On the Symbolic Nature of Money: Aristotle, Poinsot and Peirce

Crespo Ricardo Crespo, IAE (Universidad Austral) and CONICET

Apart from minor references by Plato, Aristotle has been the first thinker that has delved into the nature and functions of money. Schumpeter (1959: 63) considers his theory of one of the ‘catallactic’ and metallist theories of money. Different histories of economic thought analyses Aristotle’s thought on money taking into account its conventional or not character, its condition of medium of exchange, unit of measure and store of value. Scott Meikle (1995) has analyzed Aristotle’s notion of money in depth. In this paper, I will approach Aristotle’s theory of money from a different perspective. I will stress the character of a sign of it, also described by Aristotle. The Nicomachean Ethics passage Oion d’hypallagma tes chreias to nomisma gegone kata syntheken (NE V, 5 1133a 29-30) has been translated in different ways: ‘But money has become by convention a sort of representative of demand’ (Ross); ‘money is the exchangeable representative of demand’ (Liddell & Scott 1900: 830). ‘But demand has come to be conventionally represented by money’ (Rackham). Next, I will adopt the theories of sign of two precursors of semiotics – John Poinsot and Charles S. Peirce – to analyze the symbolic character of money according to the Aristotelian conception of it. Peirce is sufficiently known as one of the pragmatist American philosophers.

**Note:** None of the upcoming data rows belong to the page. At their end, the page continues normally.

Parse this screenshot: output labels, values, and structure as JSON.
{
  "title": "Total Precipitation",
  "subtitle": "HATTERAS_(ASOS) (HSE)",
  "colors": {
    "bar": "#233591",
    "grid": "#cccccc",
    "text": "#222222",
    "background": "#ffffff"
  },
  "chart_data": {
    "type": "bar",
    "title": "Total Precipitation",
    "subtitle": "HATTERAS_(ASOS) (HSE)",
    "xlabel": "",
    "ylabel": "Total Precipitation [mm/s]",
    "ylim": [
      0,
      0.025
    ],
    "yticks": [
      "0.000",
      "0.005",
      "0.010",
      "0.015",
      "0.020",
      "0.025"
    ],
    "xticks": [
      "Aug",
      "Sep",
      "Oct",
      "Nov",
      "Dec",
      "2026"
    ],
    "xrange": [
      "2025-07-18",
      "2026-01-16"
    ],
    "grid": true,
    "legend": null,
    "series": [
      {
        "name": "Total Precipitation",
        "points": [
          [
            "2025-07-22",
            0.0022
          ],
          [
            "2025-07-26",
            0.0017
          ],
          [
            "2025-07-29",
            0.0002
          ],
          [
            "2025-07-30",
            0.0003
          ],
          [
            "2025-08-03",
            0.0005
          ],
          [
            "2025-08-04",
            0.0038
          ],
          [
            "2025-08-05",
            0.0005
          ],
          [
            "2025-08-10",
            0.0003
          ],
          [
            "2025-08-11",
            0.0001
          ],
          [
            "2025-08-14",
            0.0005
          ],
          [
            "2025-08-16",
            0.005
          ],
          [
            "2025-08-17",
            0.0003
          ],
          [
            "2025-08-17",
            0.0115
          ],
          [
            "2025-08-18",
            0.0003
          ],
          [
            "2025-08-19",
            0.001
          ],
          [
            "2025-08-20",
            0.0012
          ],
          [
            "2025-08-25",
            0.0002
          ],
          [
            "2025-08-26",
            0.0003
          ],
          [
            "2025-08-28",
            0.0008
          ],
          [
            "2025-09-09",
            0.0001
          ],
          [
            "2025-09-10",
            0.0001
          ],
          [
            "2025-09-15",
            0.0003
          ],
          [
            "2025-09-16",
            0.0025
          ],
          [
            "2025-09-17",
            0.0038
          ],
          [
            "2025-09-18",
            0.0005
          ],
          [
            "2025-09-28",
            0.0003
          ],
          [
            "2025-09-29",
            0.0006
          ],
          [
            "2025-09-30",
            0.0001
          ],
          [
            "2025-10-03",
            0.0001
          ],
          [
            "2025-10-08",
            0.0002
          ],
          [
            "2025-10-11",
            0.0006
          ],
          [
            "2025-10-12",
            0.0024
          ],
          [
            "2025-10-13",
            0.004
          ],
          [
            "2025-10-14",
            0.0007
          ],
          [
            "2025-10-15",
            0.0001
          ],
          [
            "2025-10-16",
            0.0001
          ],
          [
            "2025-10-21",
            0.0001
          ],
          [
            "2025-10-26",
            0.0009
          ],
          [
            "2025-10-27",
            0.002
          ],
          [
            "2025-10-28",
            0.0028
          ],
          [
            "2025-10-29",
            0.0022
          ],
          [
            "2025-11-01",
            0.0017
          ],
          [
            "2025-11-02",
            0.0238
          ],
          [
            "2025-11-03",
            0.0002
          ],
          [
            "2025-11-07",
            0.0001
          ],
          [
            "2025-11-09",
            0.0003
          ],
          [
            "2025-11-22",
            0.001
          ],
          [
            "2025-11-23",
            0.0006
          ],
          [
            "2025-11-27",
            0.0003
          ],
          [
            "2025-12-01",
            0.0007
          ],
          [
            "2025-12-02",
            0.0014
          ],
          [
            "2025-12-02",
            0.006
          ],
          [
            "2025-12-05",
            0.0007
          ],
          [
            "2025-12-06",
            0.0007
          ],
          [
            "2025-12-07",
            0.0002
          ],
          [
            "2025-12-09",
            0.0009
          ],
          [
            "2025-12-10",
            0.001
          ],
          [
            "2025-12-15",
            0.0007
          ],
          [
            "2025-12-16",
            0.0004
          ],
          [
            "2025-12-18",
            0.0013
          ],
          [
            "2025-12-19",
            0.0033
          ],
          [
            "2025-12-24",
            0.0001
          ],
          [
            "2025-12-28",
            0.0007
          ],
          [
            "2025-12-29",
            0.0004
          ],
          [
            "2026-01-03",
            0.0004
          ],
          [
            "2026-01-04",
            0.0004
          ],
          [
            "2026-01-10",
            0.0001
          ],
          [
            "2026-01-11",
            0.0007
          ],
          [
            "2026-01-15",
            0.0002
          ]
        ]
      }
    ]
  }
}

John Poinsot (1589-1644) is a Portuguese thinker who wrote a Tractatus de signis (Treatise on Signs). The conclusion will be that Aristotle’s passages on money shed light on the nature of it. For Aristotle money is a numerical sign or representative of the need for a thing that allows for exchanging it. It is a measure that establishes through price the exchange value of the object. It is established by convention, either spontaneous or designed. Sign theories help to systematize the meaning of money. Money is a conventional sign that is interpreted constituting the exchange value of the object, a natural sign of its needed character.